What were we supposed to feel Tuesday night? Outraged at Russian figure skater Kamila Valieva competing despite testing positive for a banned substance? Sickened that a 15-year-old girl has been swept into a doping scandal? Heartbroken at what she and the other skaters have had to go through?
These sensations shouldn’t be too unfamiliar for many viewers of the Beijing Winter Olympics. In many ways, these sensations have defined the Games.
What were we supposed to feel when the Games opened – the world coming to celebrate one of its most cherished events in a country that has trampled human rights in Hong Kong and among its Uyghur population? These Olympics were always going to be an exercise in compartmentalization. Could we enjoy the sport without feeling like enablers?
The answer appears mixed. Television ratings are poor, and the current scandal has only increased the sense that Russia, a serial drug offender across many sports, has never been held accountable beyond symbolic half-measures. Yet the Olympics have still been the Olympics, filled with inspiration wherever the camera turns.

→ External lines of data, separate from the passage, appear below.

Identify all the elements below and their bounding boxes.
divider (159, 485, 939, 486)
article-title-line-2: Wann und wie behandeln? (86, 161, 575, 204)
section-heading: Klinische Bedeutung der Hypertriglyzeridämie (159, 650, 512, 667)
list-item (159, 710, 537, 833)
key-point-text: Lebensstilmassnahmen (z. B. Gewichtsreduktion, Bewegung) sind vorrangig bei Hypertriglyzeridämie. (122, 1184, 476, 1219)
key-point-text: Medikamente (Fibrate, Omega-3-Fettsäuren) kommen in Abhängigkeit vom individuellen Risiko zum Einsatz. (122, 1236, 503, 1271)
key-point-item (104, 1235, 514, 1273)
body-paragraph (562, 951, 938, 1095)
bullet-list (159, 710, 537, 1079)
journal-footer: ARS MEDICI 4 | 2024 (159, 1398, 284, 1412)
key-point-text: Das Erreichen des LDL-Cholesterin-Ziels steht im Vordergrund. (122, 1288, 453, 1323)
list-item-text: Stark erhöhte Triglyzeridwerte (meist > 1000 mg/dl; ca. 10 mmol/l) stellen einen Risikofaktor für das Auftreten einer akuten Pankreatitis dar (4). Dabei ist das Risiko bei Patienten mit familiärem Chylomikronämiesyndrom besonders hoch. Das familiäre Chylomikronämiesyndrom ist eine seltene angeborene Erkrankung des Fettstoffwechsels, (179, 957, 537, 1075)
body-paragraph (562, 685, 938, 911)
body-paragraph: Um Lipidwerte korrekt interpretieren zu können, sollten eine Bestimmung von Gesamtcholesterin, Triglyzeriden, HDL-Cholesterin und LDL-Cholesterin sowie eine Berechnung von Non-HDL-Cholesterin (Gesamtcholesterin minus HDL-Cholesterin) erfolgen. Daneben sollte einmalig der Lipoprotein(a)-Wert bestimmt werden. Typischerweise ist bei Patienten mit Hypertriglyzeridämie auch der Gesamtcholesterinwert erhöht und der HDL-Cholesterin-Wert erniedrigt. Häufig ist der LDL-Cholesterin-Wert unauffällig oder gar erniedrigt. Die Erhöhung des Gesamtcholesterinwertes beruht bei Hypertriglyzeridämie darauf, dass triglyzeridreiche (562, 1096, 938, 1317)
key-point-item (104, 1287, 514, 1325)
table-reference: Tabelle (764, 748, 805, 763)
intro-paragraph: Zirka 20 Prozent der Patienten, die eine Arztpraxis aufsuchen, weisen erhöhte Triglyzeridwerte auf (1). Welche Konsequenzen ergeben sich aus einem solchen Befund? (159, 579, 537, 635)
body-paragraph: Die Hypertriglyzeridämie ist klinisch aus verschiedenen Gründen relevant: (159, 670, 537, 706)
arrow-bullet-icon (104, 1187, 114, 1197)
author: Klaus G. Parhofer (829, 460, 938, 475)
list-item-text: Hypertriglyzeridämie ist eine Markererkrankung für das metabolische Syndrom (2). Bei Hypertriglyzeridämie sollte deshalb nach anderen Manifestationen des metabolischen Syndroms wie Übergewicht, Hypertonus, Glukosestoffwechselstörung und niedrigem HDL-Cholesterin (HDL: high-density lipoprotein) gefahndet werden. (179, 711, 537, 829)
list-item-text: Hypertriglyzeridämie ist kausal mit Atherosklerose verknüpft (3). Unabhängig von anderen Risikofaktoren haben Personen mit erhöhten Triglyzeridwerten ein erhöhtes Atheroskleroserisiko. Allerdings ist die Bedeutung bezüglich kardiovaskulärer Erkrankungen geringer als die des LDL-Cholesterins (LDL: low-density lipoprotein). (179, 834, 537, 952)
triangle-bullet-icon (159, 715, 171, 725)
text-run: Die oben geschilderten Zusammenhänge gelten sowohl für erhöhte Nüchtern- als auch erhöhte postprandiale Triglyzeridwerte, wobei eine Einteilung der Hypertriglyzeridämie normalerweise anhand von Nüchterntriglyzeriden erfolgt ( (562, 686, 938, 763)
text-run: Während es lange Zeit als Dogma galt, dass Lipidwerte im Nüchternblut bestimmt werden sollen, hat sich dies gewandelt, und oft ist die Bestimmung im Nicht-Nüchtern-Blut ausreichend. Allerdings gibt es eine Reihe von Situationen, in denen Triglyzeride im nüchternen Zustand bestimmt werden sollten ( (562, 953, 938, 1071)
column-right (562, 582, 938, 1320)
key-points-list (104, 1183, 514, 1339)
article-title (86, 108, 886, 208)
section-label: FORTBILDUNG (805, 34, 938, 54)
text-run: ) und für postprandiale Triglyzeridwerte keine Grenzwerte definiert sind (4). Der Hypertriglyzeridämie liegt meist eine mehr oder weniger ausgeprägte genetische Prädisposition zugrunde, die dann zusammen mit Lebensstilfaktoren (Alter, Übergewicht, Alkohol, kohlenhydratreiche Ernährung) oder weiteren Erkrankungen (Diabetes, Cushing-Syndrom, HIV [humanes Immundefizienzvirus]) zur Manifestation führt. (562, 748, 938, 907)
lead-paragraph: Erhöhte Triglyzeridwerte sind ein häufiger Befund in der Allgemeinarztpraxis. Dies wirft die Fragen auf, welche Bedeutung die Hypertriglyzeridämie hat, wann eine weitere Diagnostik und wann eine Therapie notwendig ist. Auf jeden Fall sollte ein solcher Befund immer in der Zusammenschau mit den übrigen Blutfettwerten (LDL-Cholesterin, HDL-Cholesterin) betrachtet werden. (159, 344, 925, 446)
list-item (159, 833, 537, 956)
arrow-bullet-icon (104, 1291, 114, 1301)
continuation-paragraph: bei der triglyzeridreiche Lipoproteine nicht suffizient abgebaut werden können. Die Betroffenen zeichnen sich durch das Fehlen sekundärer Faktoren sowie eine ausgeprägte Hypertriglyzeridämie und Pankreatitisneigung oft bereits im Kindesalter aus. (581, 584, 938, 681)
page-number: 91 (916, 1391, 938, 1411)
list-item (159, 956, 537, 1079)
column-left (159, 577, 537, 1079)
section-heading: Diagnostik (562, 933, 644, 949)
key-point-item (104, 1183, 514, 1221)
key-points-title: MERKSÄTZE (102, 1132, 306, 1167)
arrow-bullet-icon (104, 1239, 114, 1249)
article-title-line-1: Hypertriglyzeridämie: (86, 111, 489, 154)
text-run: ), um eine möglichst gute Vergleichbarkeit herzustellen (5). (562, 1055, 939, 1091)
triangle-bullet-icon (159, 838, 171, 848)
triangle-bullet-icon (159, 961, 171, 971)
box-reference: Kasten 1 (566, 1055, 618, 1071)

It was even there Tuesday, when the star of the night was figure skater Kaori Sakamoto of Japan, with a smile as bright as her near-perfect performance. Perhaps the ongoing investigation will reveal facts that allow us to look back on Ms. Valieva’s incomparable talent without asterisks. But it is also likely that, in the end, Beijing’s signature event will further underline the deep moral ambivalence that has characterized these Games from the start.